Im gesamten Welt-Beitrag ist kein einziges kritisches Wort über Merkels Rede zu hören, kein einziges Hinterfragen – dafür aber Seitenhiebe auf den US-Präsidenten. Und diesen Eindruck vermittelt nicht nur das Blatt aus dem Springer-Verlag, der den USA eigentlich wohl gesonnen ist. In anderen Medien, so zumindest der Eindruck beim Überfliegen, ist das „Framing“ noch eindeutiger – Merkel wird als große Politikerin gefeiert, ihre Rede als „bemerkenswert“. Selbst Banalitäten werden dabei gesondert herausgestellt: „Die Bundeskanzlerin ist davon überzeugt, dass die Probleme auf diesem Erdball nur in einer multipolaren Welt friedlich gelöst werden können und nationale Alleingänge in eine Sackgasse führen müssen.“ Das ist intellektuell in etwa so gehaltvoll wie eine Aussage, gutes Wetter sei besser als schlechtes Wetter. Und auf diesem Niveau verharrt ein Großteil der Rede. Motto: „Für alles Gute, gegen alles Schlechte!“. Schlichte Kost. Um nicht zu sagen infantile.

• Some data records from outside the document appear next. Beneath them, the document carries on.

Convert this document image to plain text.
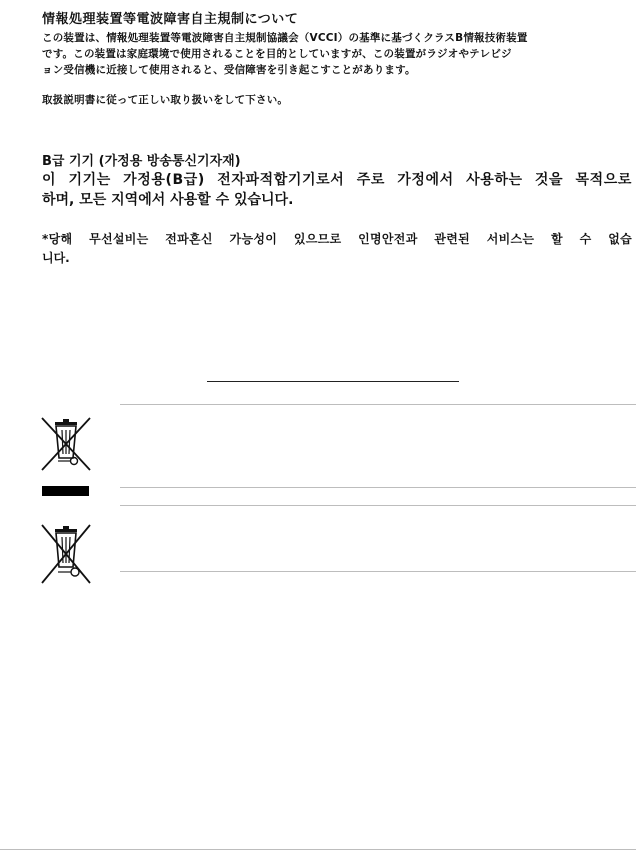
情報処理装置等電波障害自主規制について
この装置は、情報処理装置等電波障害自主規制協議会（VCCI）の基準に基づくクラスB情報技術装置
です。この装置は家庭環境で使用されることを目的としていますが、この装置がラジオやテレビジ
ョン受信機に近接して使用されると、受信障害を引き起こすことがあります。
取扱説明書に従って正しい取り扱いをして下さい。
B급 기기 (가정용 방송통신기자재)
이 기기는 가정용(B급) 전자파적합기기로서 주로 가정에서 사용하는 것을 목적으로
하며, 모든 지역에서 사용할 수 있습니다.
*당해 무선설비는 전파혼신 가능성이 있으므로 인명안전과 관련된 서비스는 할 수 없습
니다.
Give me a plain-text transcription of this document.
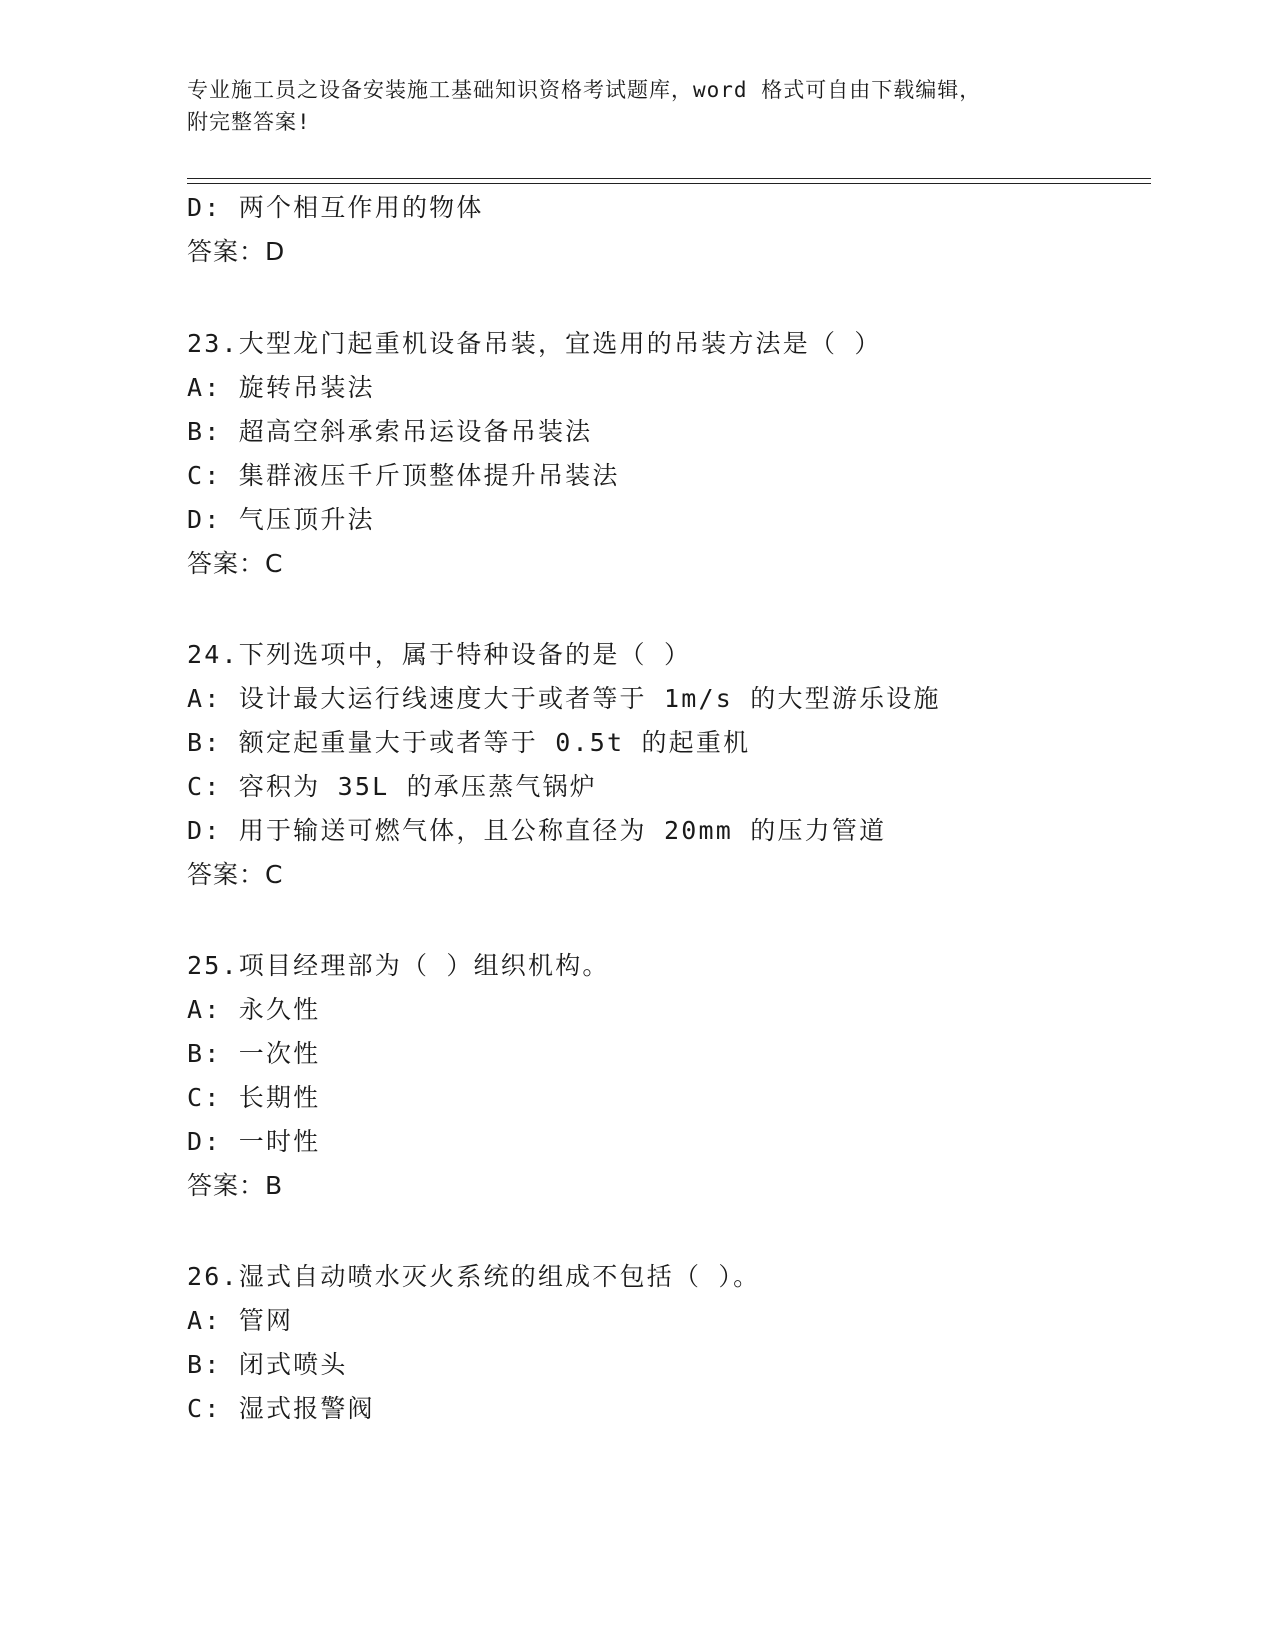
专业施工员之设备安装施工基础知识资格考试题库，word 格式可自由下载编辑，
附完整答案!
D: 两个相互作用的物体
答案：D
23.大型龙门起重机设备吊装，宜选用的吊装方法是（ ）
A: 旋转吊装法
B: 超高空斜承索吊运设备吊装法
C: 集群液压千斤顶整体提升吊装法
D: 气压顶升法
答案：C
24.下列选项中，属于特种设备的是（ ）
A: 设计最大运行线速度大于或者等于 1m/s 的大型游乐设施
B: 额定起重量大于或者等于 0.5t 的起重机
C: 容积为 35L 的承压蒸气锅炉
D: 用于输送可燃气体，且公称直径为 20mm 的压力管道
答案：C
25.项目经理部为（ ）组织机构。
A: 永久性
B: 一次性
C: 长期性
D: 一时性
答案：B
26.湿式自动喷水灭火系统的组成不包括（ ）。
A: 管网
B: 闭式喷头
C: 湿式报警阀
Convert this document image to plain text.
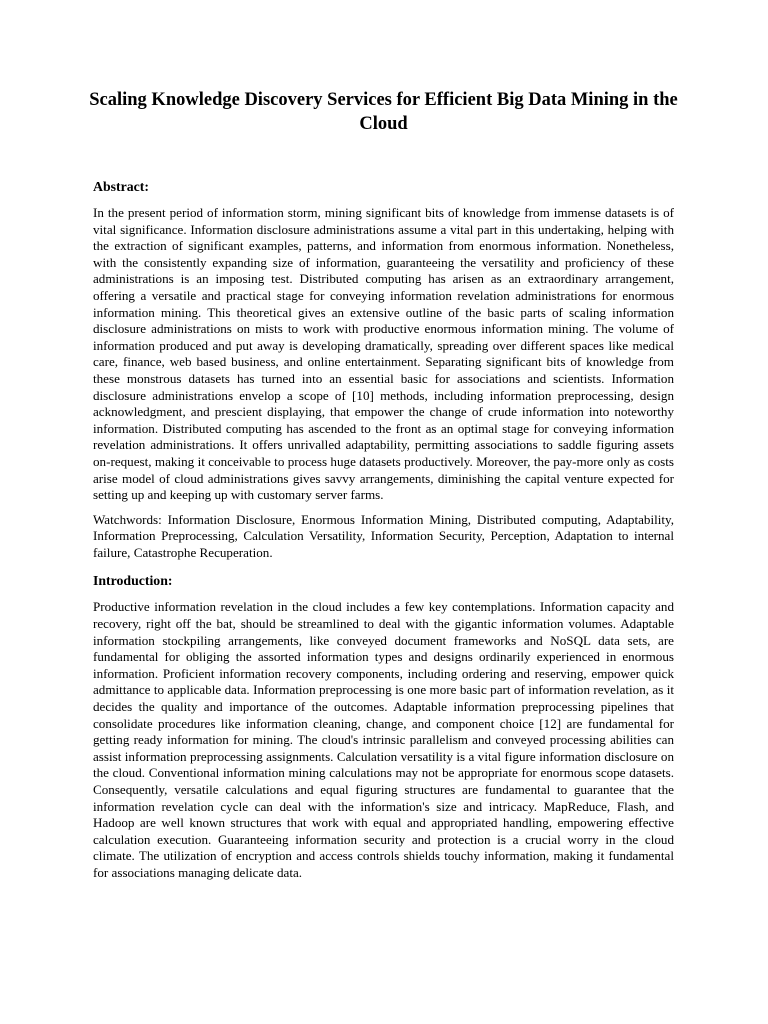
Scaling Knowledge Discovery Services for Efficient Big Data Mining in the Cloud
Abstract:

In the present period of information storm, mining significant bits of knowledge from immense datasets is of vital significance. Information disclosure administrations assume a vital part in this undertaking, helping with the extraction of significant examples, patterns, and information from enormous information. Nonetheless, with the consistently expanding size of information, guaranteeing the versatility and proficiency of these administrations is an imposing test. Distributed computing has arisen as an extraordinary arrangement, offering a versatile and practical stage for conveying information revelation administrations for enormous information mining. This theoretical gives an extensive outline of the basic parts of scaling information disclosure administrations on mists to work with productive enormous information mining. The volume of information produced and put away is developing dramatically, spreading over different spaces like medical care, finance, web based business, and online entertainment. Separating significant bits of knowledge from these monstrous datasets has turned into an essential basic for associations and scientists. Information disclosure administrations envelop a scope of [10] methods, including information preprocessing, design acknowledgment, and prescient displaying, that empower the change of crude information into noteworthy information. Distributed computing has ascended to the front as an optimal stage for conveying information revelation administrations. It offers unrivalled adaptability, permitting associations to saddle figuring assets on-request, making it conceivable to process huge datasets productively. Moreover, the pay-more only as costs arise model of cloud administrations gives savvy arrangements, diminishing the capital venture expected for setting up and keeping up with customary server farms.

Watchwords: Information Disclosure, Enormous Information Mining, Distributed computing, Adaptability, Information Preprocessing, Calculation Versatility, Information Security, Perception, Adaptation to internal failure, Catastrophe Recuperation.

Introduction:

Productive information revelation in the cloud includes a few key contemplations. Information capacity and recovery, right off the bat, should be streamlined to deal with the gigantic information volumes. Adaptable information stockpiling arrangements, like conveyed document frameworks and NoSQL data sets, are fundamental for obliging the assorted information types and designs ordinarily experienced in enormous information. Proficient information recovery components, including ordering and reserving, empower quick admittance to applicable data. Information preprocessing is one more basic part of information revelation, as it decides the quality and importance of the outcomes. Adaptable information preprocessing pipelines that consolidate procedures like information cleaning, change, and component choice [12] are fundamental for getting ready information for mining. The cloud's intrinsic parallelism and conveyed processing abilities can assist information preprocessing assignments. Calculation versatility is a vital figure information disclosure on the cloud. Conventional information mining calculations may not be appropriate for enormous scope datasets. Consequently, versatile calculations and equal figuring structures are fundamental to guarantee that the information revelation cycle can deal with the information's size and intricacy. MapReduce, Flash, and Hadoop are well known structures that work with equal and appropriated handling, empowering effective calculation execution. Guaranteeing information security and protection is a crucial worry in the cloud climate. The utilization of encryption and access controls shields touchy information, making it fundamental for associations managing delicate data.
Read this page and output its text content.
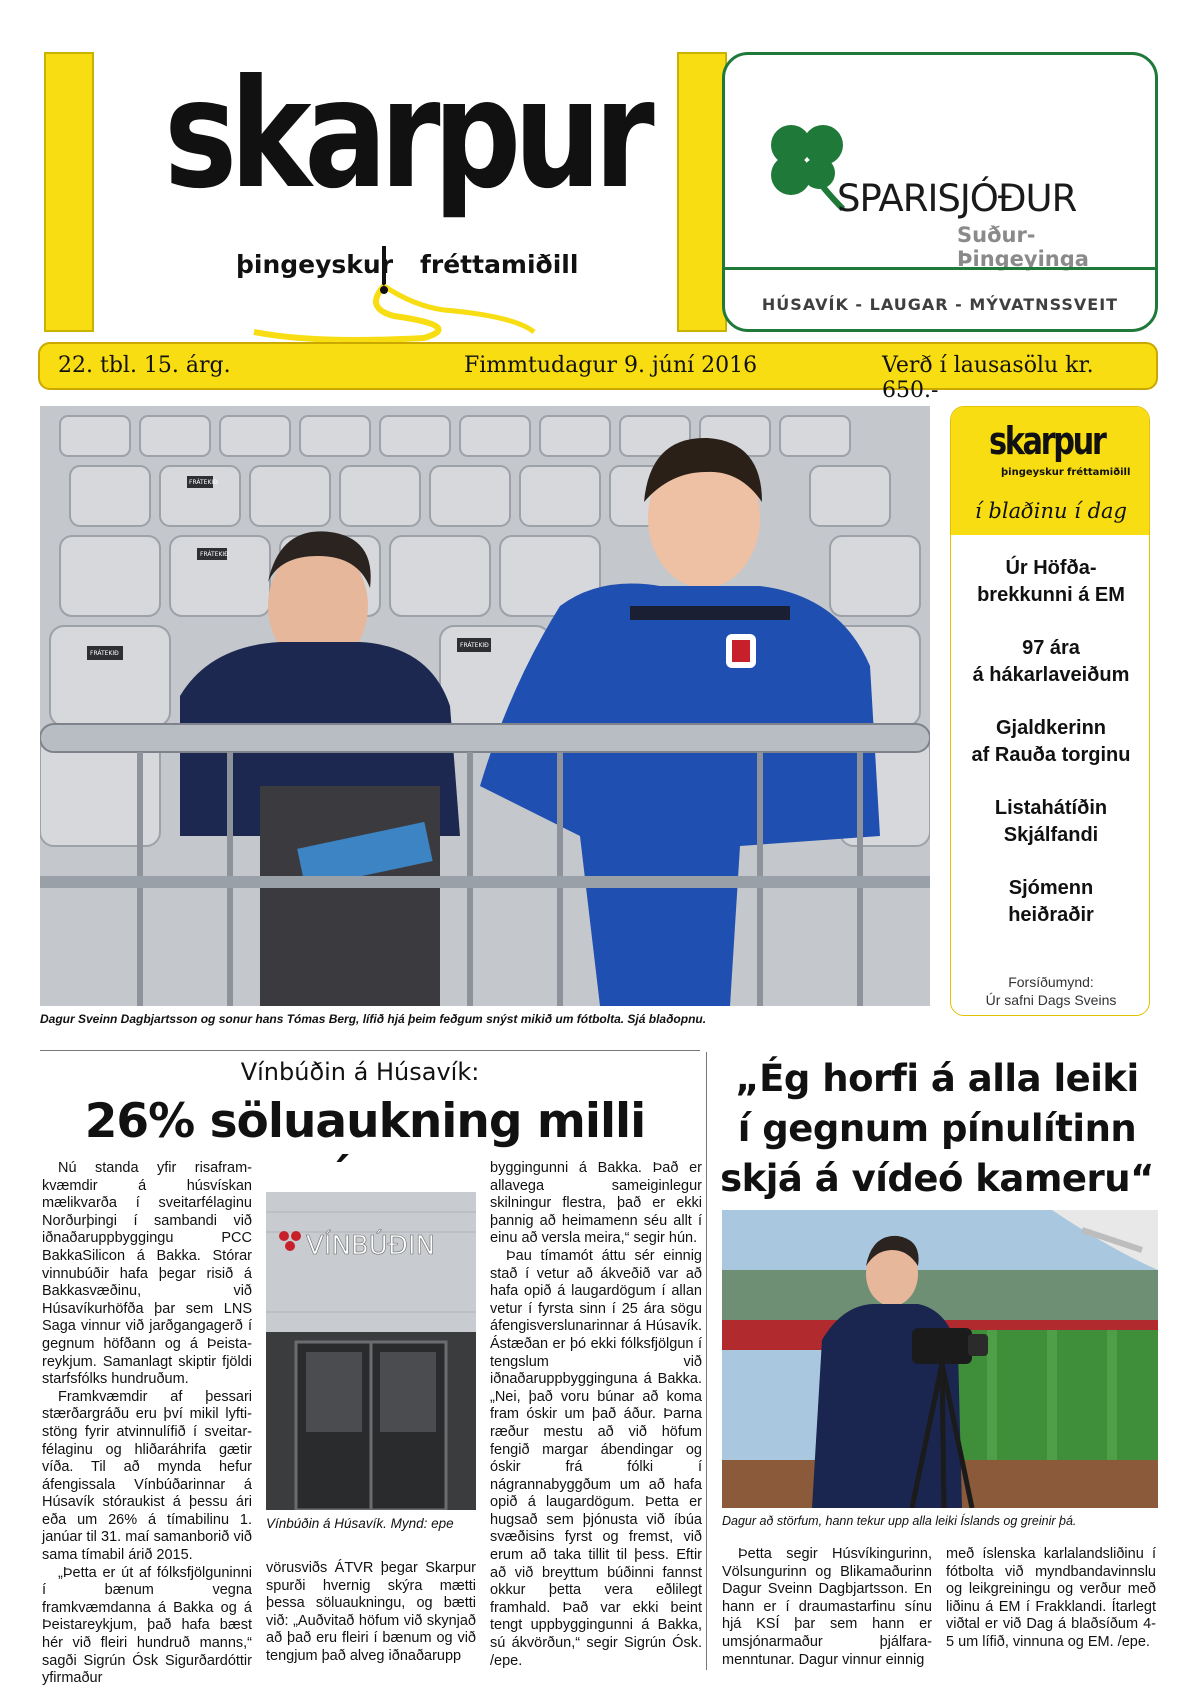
skarpur
þingeyskur fréttamiðill
SPARISJÓÐUR
Suður-Þingeyinga
HÚSAVÍK - LAUGAR - MÝVATNSSVEIT
22. tbl. 15. árg.	Fimmtudagur 9. júní 2016	Verð í lausasölu kr. 650.-
FRÁTEKIÐ
FRÁTEKIÐ
FRÁTEKIÐ
FRÁTEKIÐ
Dagur Sveinn Dagbjartsson og sonur hans Tómas Berg, lífið hjá þeim feðgum snýst mikið um fótbolta. Sjá blaðopnu.
skarpur
þingeyskur fréttamiðill
í blaðinu í dag
Úr Höfða-
brekkunni á EM
97 ára
á hákarlaveiðum
Gjaldkerinn
af Rauða torginu
Listahátíðin
Skjálfandi
Sjómenn
heiðraðir
Forsíðumynd:
Úr safni Dags Sveins
Vínbúðin á Húsavík:
26% söluaukning milli

Nú standa yfir risaframkvæmdir á húsvískan mælikvarða í sveitarfélaginu Norðurþingi í sambandi við iðnaðaruppbyggingu PCC BakkaSilicon á Bakka. Stórar vinnubúðir hafa þegar risið á Bakkasvæðinu, við Húsavíkurhöfða þar sem LNS Saga vinnur við jarðgangagerð í gegnum höfðann og á Þeistareykjum. Samanlagt skiptir fjöldi starfsfólks hundruðum.

Framkvæmdir af þessari stærðargráðu eru því mikil lyftistöng fyrir atvinnulífið í sveitarfélaginu og hliðaráhrifa gætir víða. Til að mynda hefur áfengissala Vínbúðarinnar á Húsavík stóraukist á þessu ári eða um 26% á tímabilinu 1. janúar til 31. maí samanborið við sama tímabil árið 2015.

„Þetta er út af fólksfjölguninni í bænum vegna framkvæmdanna á Bakka og á Þeistareykjum, það hafa bæst hér við fleiri hundruð manns,“ sagði Sigrún Ósk Sigurðardóttir yfirmaður

VÍNBÚÐIN
Vínbúðin á Húsavík. Mynd: epe

vörusviðs ÁTVR þegar Skarpur spurði hvernig skýra mætti þessa söluaukningu, og bætti við: „Auðvitað höfum við skynjað að það eru fleiri í bænum og við tengjum það alveg iðnaðarupp

byggingunni á Bakka. Það er allavega sameiginlegur skilningur flestra, það er ekki þannig að heimamenn séu allt í einu að versla meira,“ segir hún.

Þau tímamót áttu sér einnig stað í vetur að ákveðið var að hafa opið á laugardögum í allan vetur í fyrsta sinn í 25 ára sögu áfengisverslunarinnar á Húsavík. Ástæðan er þó ekki fólksfjölgun í tengslum við iðnaðaruppbygginguna á Bakka. „Nei, það voru búnar að koma fram óskir um það áður. Þarna ræður mestu að við höfum fengið margar ábendingar og óskir frá fólki í nágrannabyggðum um að hafa opið á laugardögum. Þetta er hugsað sem þjónusta við íbúa svæðisins fyrst og fremst, við erum að taka tillit til þess. Eftir að við breyttum búðinni fannst okkur þetta vera eðlilegt framhald. Það var ekki beint tengt uppbyggingunni á Bakka, sú ákvörðun,“ segir Sigrún Ósk. /epe.

„Ég horfi á alla leiki
í gegnum pínulítinn
skjá á vídeó kameru“
Dagur að störfum, hann tekur upp alla leiki Íslands og greinir þá.

Þetta segir Húsvíkingurinn, Völsungurinn og Blikamaðurinn Dagur Sveinn Dagbjartsson. En hann er í draumastarfinu sínu hjá KSÍ þar sem hann er umsjónarmaður þjálfaramenntunar. Dagur vinnur einnig

með íslenska karlalandsliðinu í fótbolta við myndbandavinnslu og leikgreiningu og verður með liðinu á EM í Frakklandi. Ítarlegt viðtal er við Dag á blaðsíðum 4-5 um lífið, vinnuna og EM. /epe.
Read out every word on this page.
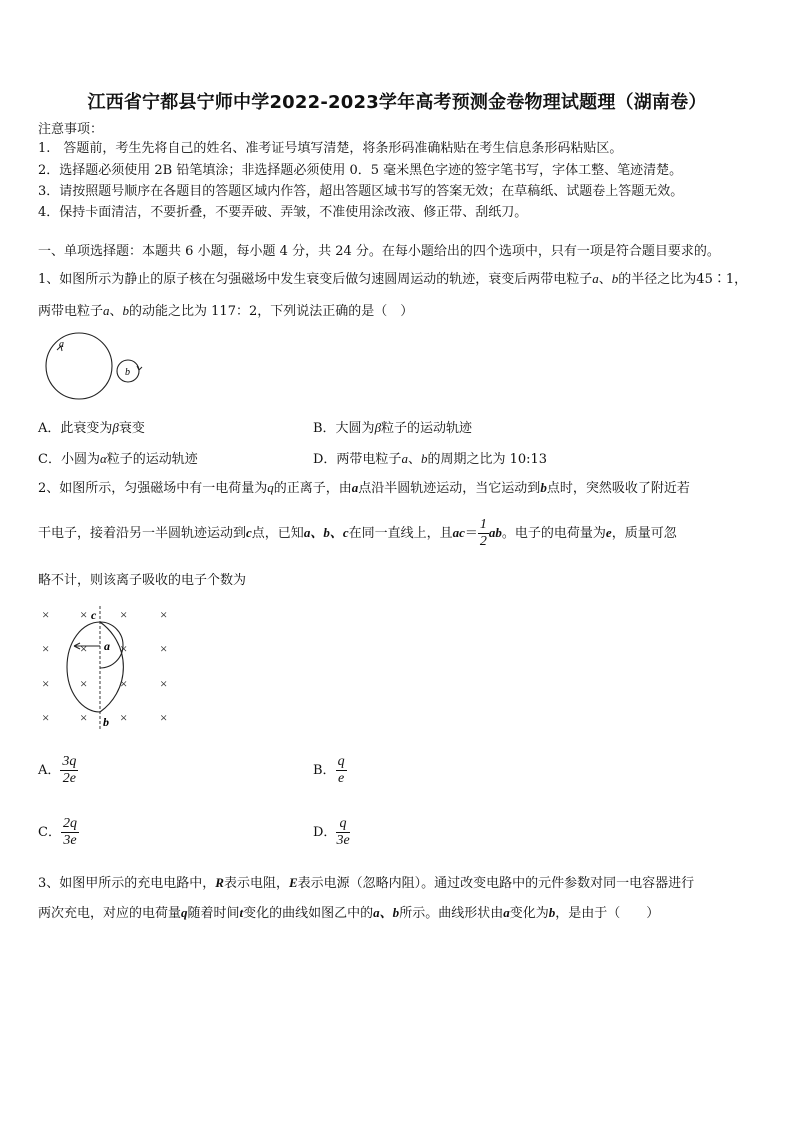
江西省宁都县宁师中学2022-2023学年高考预测金卷物理试题理（湖南卷）
注意事项：
1.　答题前，考生先将自己的姓名、准考证号填写清楚，将条形码准确粘贴在考生信息条形码粘贴区。
2．选择题必须使用 2B 铅笔填涂；非选择题必须使用 0．5 毫米黑色字迹的签字笔书写，字体工整、笔迹清楚。
3．请按照题号顺序在各题目的答题区域内作答，超出答题区域书写的答案无效；在草稿纸、试题卷上答题无效。
4．保持卡面清洁，不要折叠，不要弄破、弄皱，不准使用涂改液、修正带、刮纸刀。
一、单项选择题：本题共 6 小题，每小题 4 分，共 24 分。在每小题给出的四个选项中，只有一项是符合题目要求的。
1、如图所示为静止的原子核在匀强磁场中发生衰变后做匀速圆周运动的轨迹，衰变后两带电粒子a、b的半径之比为45∶1，
两带电粒子a、b的动能之比为 117：2，下列说法正确的是（　）
a
b
A．此衰变为β衰变	B．大圆为β粒子的运动轨迹
C．小圆为α粒子的运动轨迹	D．两带电粒子a、b的周期之比为 10:13
2、如图所示，匀强磁场中有一电荷量为q的正离子，由a点沿半圆轨迹运动，当它运动到b点时，突然吸收了附近若
干电子，接着沿另一半圆轨迹运动到c点，已知a、b、c在同一直线上，且$ac= \frac{1}{2}$ ab。电子的电荷量为e，质量可忽
略不计，则该离子吸收的电子个数为
× ×	×	×
× ×	×	×
× ×	×	×
× ×	×	×
c
a
b
A． $\frac{3q}{2e}$	B． $\frac{q}{e}$
C． $\frac{2q}{3e}$	D． $\frac{q}{3e}$
3、如图甲所示的充电电路中，R表示电阻，E表示电源（忽略内阻）。通过改变电路中的元件参数对同一电容器进行
两次充电，对应的电荷量q随着时间t变化的曲线如图乙中的a、b所示。曲线形状由a变化为b，是由于（　　）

Aber Merkel wird inzwischen von einer Mehrheit der Journalisten offenbar jede Plattitüde als blankes Gold abgekauft – während Trump wohl die vernünftigsten Sachen sagen könnte, und immer noch zerlegt würde. Ganz anders im Ausland: Der Star-Historiker Niall Ferguson rechnete in Davos mit Merkel ab. Ihre Kanzlerschaft sei „ein kolossaler Reinfall“ gewesen, Europas Vorstellung von einem Green Deal sei eine der „seltsamsten Ideen“. Laut google-Nachrichten-Suche ist davon in den großen, bekannten deutschen Medien so gut wie nichts zu finden.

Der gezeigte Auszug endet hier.